Corruption is politically sanctioned. It is part of the system. After this election, like the past ones, they will come together to divide not only ministerial positions but also senior civil servant positions in ministries. These positions will serve as channels to procure contracts and wealth from the Iraqi state.
Instead of addressing these fundamental issues, the international community has focused on the technicalities of the electoral system and the kind of fraud that has marred past elections.
Such programmes are based on the presumption that if the elections appear to be organized in a way that will be technically free and fair, more Iraqis will vote. Certainly, this could lead to incremental reform of the system. But for many Iraqis, elections merely reinforce the unaccountable status quo represented by the ruling political parties.
Internationals have also invested in training for protesters to become politicians. Some Iraqi elite also have attempted to reach out to protesters. The theory of bringing protest leaders into politics is that alternative candidates who represent the aggrieved populations can increase turnout, pursue genuine reform, and pick away at the ruling parties’ control of the system.

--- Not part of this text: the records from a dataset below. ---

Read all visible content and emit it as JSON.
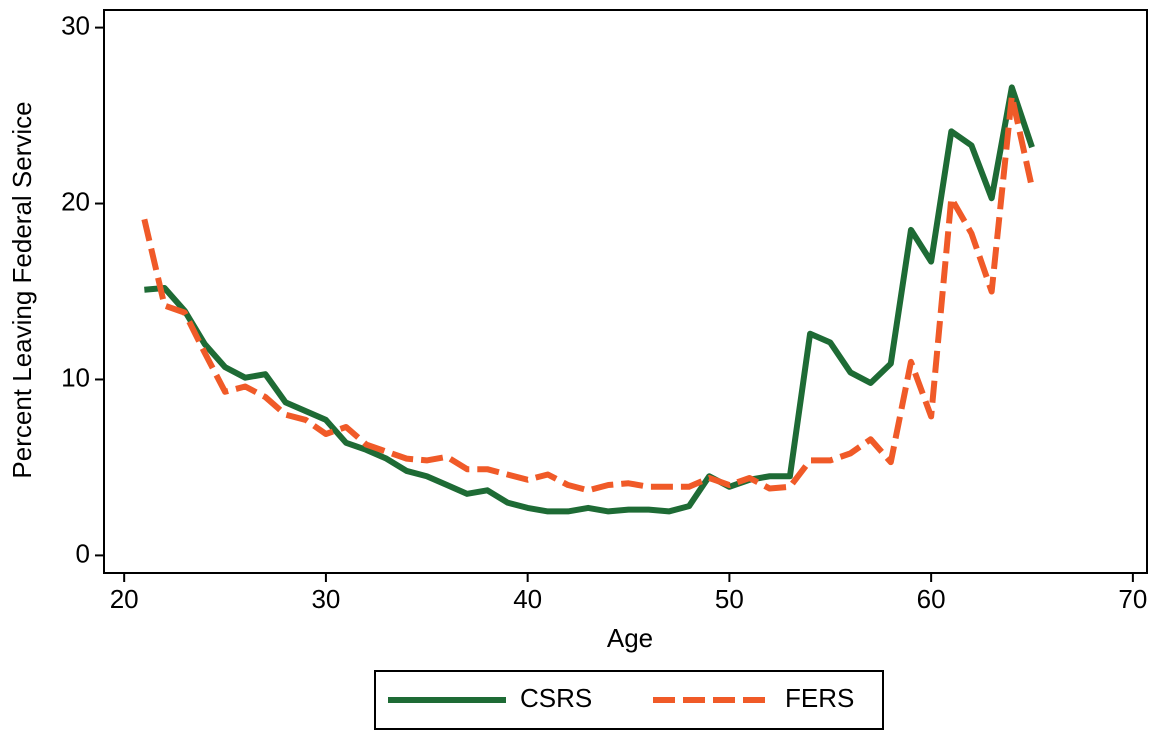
{
  "chart_data": {
    "type": "line",
    "x_label": "Age",
    "y_label": "Percent Leaving Federal Service",
    "x": [
      21,
      22,
      23,
      24,
      25,
      26,
      27,
      28,
      29,
      30,
      31,
      32,
      33,
      34,
      35,
      36,
      37,
      38,
      39,
      40,
      41,
      42,
      43,
      44,
      45,
      46,
      47,
      48,
      49,
      50,
      51,
      52,
      53,
      54,
      55,
      56,
      57,
      58,
      59,
      60,
      61,
      62,
      63,
      64,
      65
    ],
    "series": [
      {
        "name": "CSRS",
        "color": "#1e6b35",
        "dash": false,
        "values": [
          15.1,
          15.2,
          13.9,
          12,
          10.7,
          10.1,
          10.3,
          8.7,
          8.2,
          7.7,
          6.4,
          6,
          5.5,
          4.8,
          4.5,
          4,
          3.5,
          3.7,
          3,
          2.7,
          2.5,
          2.5,
          2.7,
          2.5,
          2.6,
          2.6,
          2.5,
          2.8,
          4.5,
          3.9,
          4.3,
          4.5,
          4.5,
          12.6,
          12.1,
          10.4,
          9.8,
          10.9,
          18.5,
          16.7,
          24.1,
          23.3,
          20.3,
          26.6,
          23.2
        ]
      },
      {
        "name": "FERS",
        "color": "#f05a28",
        "dash": true,
        "values": [
          19.1,
          14.2,
          13.8,
          11.5,
          9.3,
          9.6,
          9,
          8,
          7.7,
          6.9,
          7.3,
          6.3,
          5.9,
          5.5,
          5.4,
          5.6,
          4.9,
          4.9,
          4.6,
          4.3,
          4.6,
          4,
          3.7,
          4,
          4.1,
          3.9,
          3.9,
          3.9,
          4.4,
          4,
          4.4,
          3.8,
          3.9,
          5.4,
          5.4,
          5.8,
          6.6,
          5.3,
          11,
          7.9,
          20.3,
          18.3,
          15,
          26.1,
          20.9
        ]
      }
    ],
    "xlim": [
      19,
      70.7
    ],
    "ylim": [
      -1,
      31
    ],
    "xticks": [
      20,
      30,
      40,
      50,
      60,
      70
    ],
    "yticks": [
      0,
      10,
      20,
      30
    ],
    "grid": false,
    "legend": "bottom"
  }
}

But the effect is to bring protesters into the existing system, rather than reforming the system. As a result, trust between the elite and the rest of society has not been repaired. Rather, it continues to decline.
Rushed political engagement
Part of the failure to bridge the gap between existing political leaders and protesters has been a flawed assumption that all protesters and disillusioned Iraqis are organizationally united.
But the protests have not represented a single movement. Instead, they represent many micro-movements of aggrieved citizens who do not work together in a coherent way. Cherry-picking a handful of protesters or activists from these many movements to establish a dialogue with the elite has not worked. It has been rushed.
Instead, before any engagement with the existing elite and system, more focus needs to be placed on bringing together protest leaders and other aggrieved groups in society to establish common frameworks aimed at tackling the structural problems in Iraqi state-society relations.
Similarly, the few independent reformists who remain in the system are unable to bring about change alone. Efforts can be aimed at strengthening the connective tissues among these reformists, who often feel like institutional islands surrounded by the corruption that underlines Iraqi governance.